L'Organisation des pays exportateurs de pétrole (OPEP) a créé la surprise mardi. Réunis à Alger, les ministres du Pétrole ont décidé d'une réduction de 2,5 millions de barils par jour (mbj) de leur production, à partir du 1er avril. Depuis plusieurs semaines, les cours du brut dépassent pourtant le haut de la fourchette de 22 à 28 dollars le baril, fixée par le cartel. Mardi, le baril atteignait 33,75 dollars à New York. Soucieux de maintenir le prix à au moins 25 dollars, l'OPEP se plaint de la chute du dollar, qui a réduit de 25% à 30% son pouvoir d'achat en Europe et en Asie. Du coup, le cartel s'accorde une fourchette de 28 à 35 dollars le baril, qui correspond à la fourchette réelle de 22 à 28 dollars, afin de compenser sa perte due aux changes.
Derrière le problème de la baisse du dollar, l'idée rejaillit: les cours du pétrole devraient-ils être fixés en euros plutôt qu'en dollars? L'idée fait son chemin au sein de l'OPEP, à mesure que l'euro s'érige lentement en alternative plus crédible qu'à ses débuts face au dollar.
L'OPEP n'a pas directement soulevé mardi la question très délicate de libeller le pétrole en euros. Mais récemment, le secrétaire général sortant de l'OPEP, le Vénézuélien Alvaro Silva, a indiqué que le cartel l'envisageait: «On parle de négocier le brut en euros.

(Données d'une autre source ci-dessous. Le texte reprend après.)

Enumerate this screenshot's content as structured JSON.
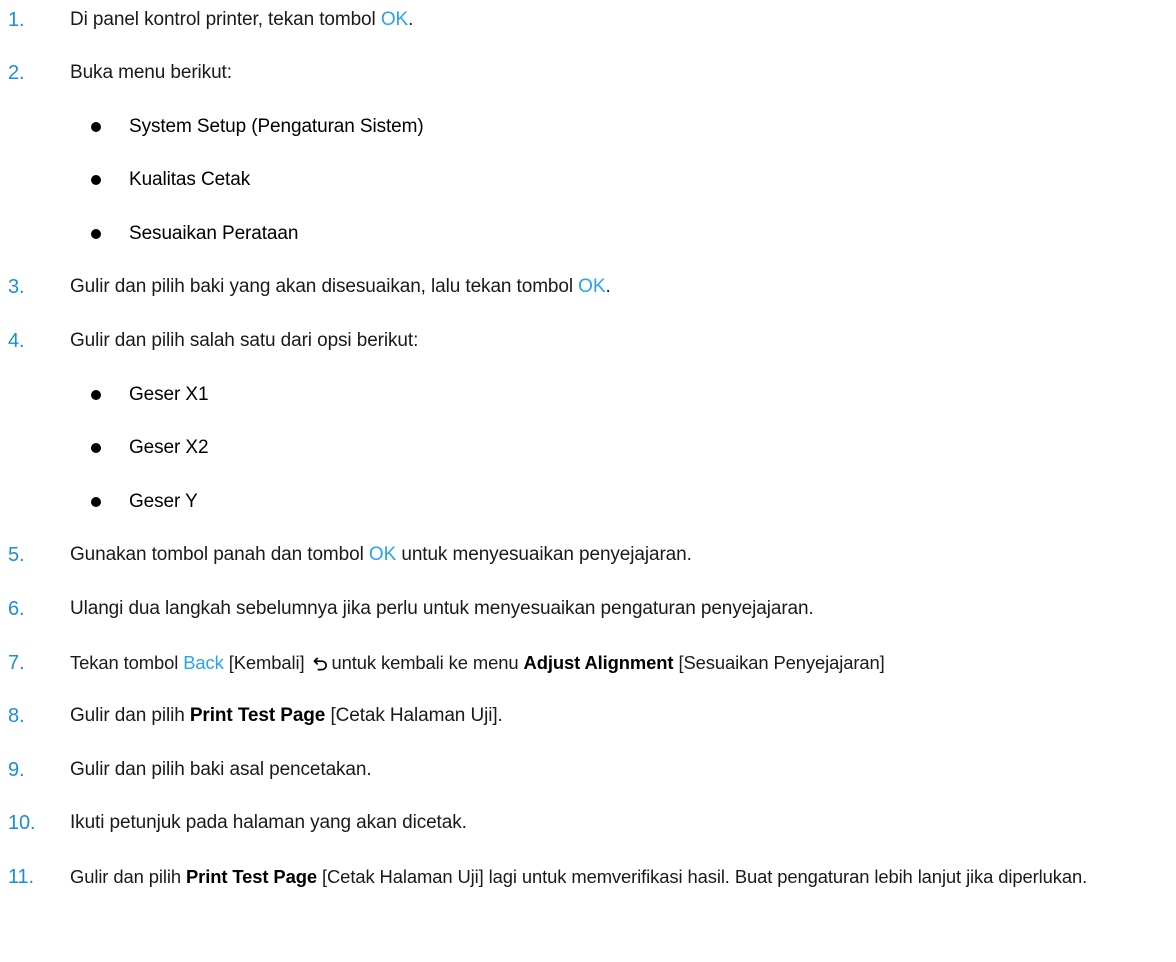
{
  "steps": [
    {
      "num": "1.",
      "a": "Di panel kontrol printer, tekan tombol ",
      "link": "OK",
      "b": "."
    },
    {
      "num": "2.",
      "text": "Buka menu berikut:"
    },
    {
      "num": "3.",
      "a": "Gulir dan pilih baki yang akan disesuaikan, lalu tekan tombol ",
      "link": "OK",
      "b": "."
    },
    {
      "num": "4.",
      "text": "Gulir dan pilih salah satu dari opsi berikut:"
    },
    {
      "num": "5.",
      "a": "Gunakan tombol panah dan tombol ",
      "link": "OK",
      "b": " untuk menyesuaikan penyejajaran."
    },
    {
      "num": "6.",
      "text": "Ulangi dua langkah sebelumnya jika perlu untuk menyesuaikan pengaturan penyejajaran."
    },
    {
      "num": "7.",
      "a": "Tekan tombol ",
      "link": "Back",
      "b": " [Kembali] ",
      "c": "untuk kembali ke menu ",
      "bold": "Adjust Alignment",
      "d": " [Sesuaikan Penyejajaran]"
    },
    {
      "num": "8.",
      "a": "Gulir dan pilih ",
      "bold": "Print Test Page",
      "b": " [Cetak Halaman Uji]."
    },
    {
      "num": "9.",
      "text": "Gulir dan pilih baki asal pencetakan."
    },
    {
      "num": "10.",
      "text": "Ikuti petunjuk pada halaman yang akan dicetak."
    },
    {
      "num": "11.",
      "a": "Gulir dan pilih ",
      "bold": "Print Test Page",
      "b": " [Cetak Halaman Uji] lagi untuk memverifikasi hasil. Buat pengaturan lebih lanjut jika diperlukan."
    }
  ],
  "menu_items": [
    "System Setup (Pengaturan Sistem)",
    "Kualitas Cetak",
    "Sesuaikan Perataan"
  ],
  "option_items": [
    "Geser X1",
    "Geser X2",
    "Geser Y"
  ],
  "icons": {
    "back": "back-arrow-icon"
  },
  "colors": {
    "step_number": "#1a8fd6",
    "link": "#2aa3e8",
    "text": "#1a1a1a"
  }
}
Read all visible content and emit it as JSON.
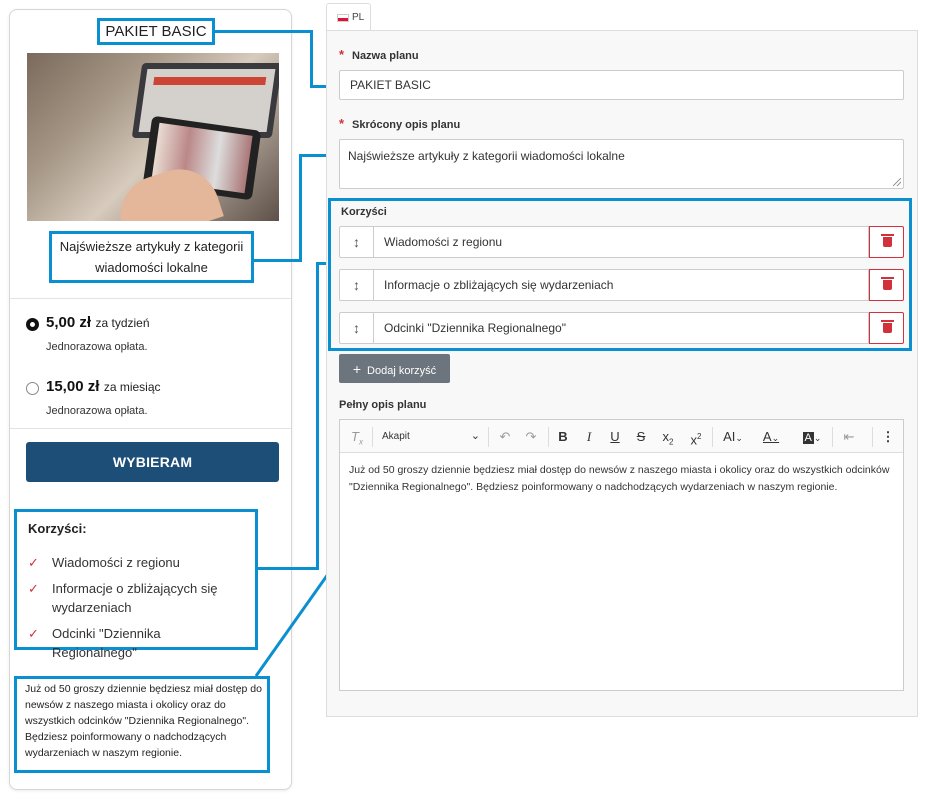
{
  "preview": {
    "plan_name": "PAKIET BASIC",
    "short_description": "Najświeższe artykuły z kategorii wiadomości lokalne",
    "prices": [
      {
        "amount": "5,00 zł",
        "period": "za tydzień",
        "note": "Jednorazowa opłata.",
        "selected": true
      },
      {
        "amount": "15,00 zł",
        "period": "za miesiąc",
        "note": "Jednorazowa opłata.",
        "selected": false
      }
    ],
    "choose_button": "WYBIERAM",
    "benefits_heading": "Korzyści:",
    "benefits": [
      "Wiadomości z regionu",
      "Informacje o zbliżających się wydarzeniach",
      "Odcinki \"Dziennika Regionalnego\""
    ],
    "full_description": "Już od 50 groszy dziennie będziesz miał dostęp do newsów z naszego miasta i okolicy oraz do wszystkich odcinków \"Dziennika Regionalnego\". Będziesz poinformowany o nadchodzących wydarzeniach w naszym regionie."
  },
  "form": {
    "language_tab": "PL",
    "name_label": "Nazwa planu",
    "name_value": "PAKIET BASIC",
    "short_label": "Skrócony opis planu",
    "short_value": "Najświeższe artykuły z kategorii wiadomości lokalne",
    "required_mark": "*",
    "benefits_label": "Korzyści",
    "benefits": [
      "Wiadomości z regionu",
      "Informacje o zbliżających się wydarzeniach",
      "Odcinki \"Dziennika Regionalnego\""
    ],
    "add_benefit_button": "Dodaj korzyść",
    "full_label": "Pełny opis planu",
    "editor": {
      "heading_select": "Akapit",
      "content": "Już od 50 groszy dziennie będziesz miał dostęp do newsów z naszego miasta i okolicy oraz do wszystkich odcinków \"Dziennika Regionalnego\". Będziesz poinformowany o nadchodzących wydarzeniach w naszym regionie.",
      "tools": [
        "clear-format",
        "undo",
        "redo",
        "bold",
        "italic",
        "underline",
        "strikethrough",
        "subscript",
        "superscript",
        "font-size",
        "font-color",
        "background-color",
        "outdent",
        "more"
      ]
    }
  },
  "colors": {
    "annotation_border": "#0a8fd0",
    "primary_button": "#1d4e77",
    "danger": "#d0313b",
    "secondary_button": "#6c757d"
  }
}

Il est possible que l'organisation discute de cela et prenne une décision à un moment donné.» A la mi-janvier, le ministre qatariote de l'Energie, Abdallah Al-Attiya, a reconnu l'inquiétude des pays producteurs, alors que l'euro était monté jusqu'à 1,29 dollar.
Reste que les considérations politiques pèsent très lourd dans une telle décision: en 2000, l'ex-président irakien Saddam Hussein avait décidé de facturer son pétrole en euros, malgré la réticence des Etats-Unis et du Royaume-Uni. Des politologues comme William Clark, de la John Hopkins University, y ont vu l'une des motivations de l'invasion militaire. A Washington, l'alarme était déclenchée, la question étant: qui sera le prochain? Déjà, la Jordanie s'était mise à traiter le brut avec l'Irak en euros. L'Iran a manifesté son intention de suivre le mouvement, de même que l'Algérie et la Libye. Près de la moitié des importations de ces trois pays viennent de la zone euro, principal partenaire commercial du Moyen-Orient, qui importe plus de la moitié du pétrole de l'OPEP.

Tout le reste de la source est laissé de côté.